Dough is Pareve • Dairy when served with butter • Contains Gluten
12–15 mufletas
Intermediate
45 minutes
2 hours
Mezonot
Mufleta is the first bread after Pesach — and it tastes like freedom all over again. For seven (or eight) days, Moroccan Jews have lived without chametz. No flour, no yeast, no risen dough. And then, the moment Pesach ends — sometimes literally minutes after havdalah — the flour comes out, the griddle heats up, and the kitchen fills with the scent of something extraordinary: paper-thin rounds of dough, stretched by hand until nearly translucent, sizzling on a hot surface, stacking up in a warm, glistening tower drizzled with honey and melted butter.
This is mufleta (mufleta, מופלטה), the iconic bread of Mimouna — the jubilant Moroccan Jewish celebration that marks the end of Pesach and the joyful return to chametz. It is not merely a recipe. It is a ritual, a homecoming, a communal act of sweetness and abundance. In Moroccan Jewish homes from Casablanca to Fez to Marrakech, and today across Israel and the diaspora, mufleta is the bread that announces: the holiday is over, and the good life continues.

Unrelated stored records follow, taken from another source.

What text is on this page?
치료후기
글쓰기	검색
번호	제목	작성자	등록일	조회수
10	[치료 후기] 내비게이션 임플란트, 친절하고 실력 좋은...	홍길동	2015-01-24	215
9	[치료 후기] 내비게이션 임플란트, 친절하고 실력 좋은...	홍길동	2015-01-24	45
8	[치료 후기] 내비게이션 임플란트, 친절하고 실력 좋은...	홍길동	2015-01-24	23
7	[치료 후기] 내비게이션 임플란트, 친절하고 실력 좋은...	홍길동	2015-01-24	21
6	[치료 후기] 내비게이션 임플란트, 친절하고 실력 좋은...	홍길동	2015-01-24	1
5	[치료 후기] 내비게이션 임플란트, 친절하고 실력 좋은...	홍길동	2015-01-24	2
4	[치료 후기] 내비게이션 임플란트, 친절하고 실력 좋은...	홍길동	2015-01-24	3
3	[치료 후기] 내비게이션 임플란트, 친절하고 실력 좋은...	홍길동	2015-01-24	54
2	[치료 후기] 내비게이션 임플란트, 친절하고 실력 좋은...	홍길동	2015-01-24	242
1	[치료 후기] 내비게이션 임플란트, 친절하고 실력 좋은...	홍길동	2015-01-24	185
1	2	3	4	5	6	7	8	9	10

The dough itself could not be simpler — flour, water, salt, a pinch of sugar, and oil. No yeast, no eggs, no dairy. But the technique is everything. Each ball of dough is oiled generously, rested until supple, then stretched by hand on an oiled surface until it becomes a gossamer-thin disc — so thin you can read a newspaper through it. Cooked on a blazing-hot griddle for just seconds per side, the mufletas are stacked one atop another, the residual heat steaming them into pliable, silky sheets. Drizzled with warm honey and a generous pat of butter, rolled or folded, eaten with the fingers — this is Mimouna.

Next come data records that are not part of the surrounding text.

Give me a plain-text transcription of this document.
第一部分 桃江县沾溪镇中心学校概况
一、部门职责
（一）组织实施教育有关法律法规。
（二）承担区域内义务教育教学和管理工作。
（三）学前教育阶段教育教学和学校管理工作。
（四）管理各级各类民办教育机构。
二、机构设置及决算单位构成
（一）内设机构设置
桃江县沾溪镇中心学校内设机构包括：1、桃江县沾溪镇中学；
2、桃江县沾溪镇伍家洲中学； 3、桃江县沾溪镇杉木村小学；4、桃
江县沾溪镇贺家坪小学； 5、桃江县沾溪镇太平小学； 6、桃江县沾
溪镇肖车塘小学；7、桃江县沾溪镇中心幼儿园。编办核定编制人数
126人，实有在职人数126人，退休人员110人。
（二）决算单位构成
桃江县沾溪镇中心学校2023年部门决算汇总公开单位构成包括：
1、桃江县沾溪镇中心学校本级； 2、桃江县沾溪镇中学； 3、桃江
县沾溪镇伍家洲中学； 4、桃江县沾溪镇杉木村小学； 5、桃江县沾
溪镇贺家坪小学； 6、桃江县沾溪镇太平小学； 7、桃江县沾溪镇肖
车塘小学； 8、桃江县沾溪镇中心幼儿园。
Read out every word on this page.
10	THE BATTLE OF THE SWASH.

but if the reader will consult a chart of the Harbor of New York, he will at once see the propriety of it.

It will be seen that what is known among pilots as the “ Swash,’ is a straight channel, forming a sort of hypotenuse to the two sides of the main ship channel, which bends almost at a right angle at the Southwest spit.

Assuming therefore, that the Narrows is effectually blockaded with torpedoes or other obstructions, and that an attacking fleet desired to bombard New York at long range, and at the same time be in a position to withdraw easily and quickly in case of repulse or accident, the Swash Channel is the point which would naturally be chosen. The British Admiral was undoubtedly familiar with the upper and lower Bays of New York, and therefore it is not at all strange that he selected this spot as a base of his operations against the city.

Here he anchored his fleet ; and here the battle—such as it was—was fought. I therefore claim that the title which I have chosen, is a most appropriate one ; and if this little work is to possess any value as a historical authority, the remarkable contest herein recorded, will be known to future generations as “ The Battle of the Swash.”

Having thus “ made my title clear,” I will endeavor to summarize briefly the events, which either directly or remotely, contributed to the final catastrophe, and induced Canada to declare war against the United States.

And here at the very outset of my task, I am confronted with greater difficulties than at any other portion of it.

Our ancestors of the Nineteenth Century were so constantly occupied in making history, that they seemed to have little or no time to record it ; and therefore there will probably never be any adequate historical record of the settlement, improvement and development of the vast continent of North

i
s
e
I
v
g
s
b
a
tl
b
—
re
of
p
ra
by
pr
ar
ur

Mufleta is traditionally prepared and served on the evening immediately after Pesach ends (Motzei Pesach). The timing is deliberate and deeply meaningful: this is the very first chametz touching your lips after a week of abstention. The sweetness of the honey, the richness of the butter, the tender warmth of fresh-cooked dough — it is a sensory celebration of abundance, gratitude, and renewal.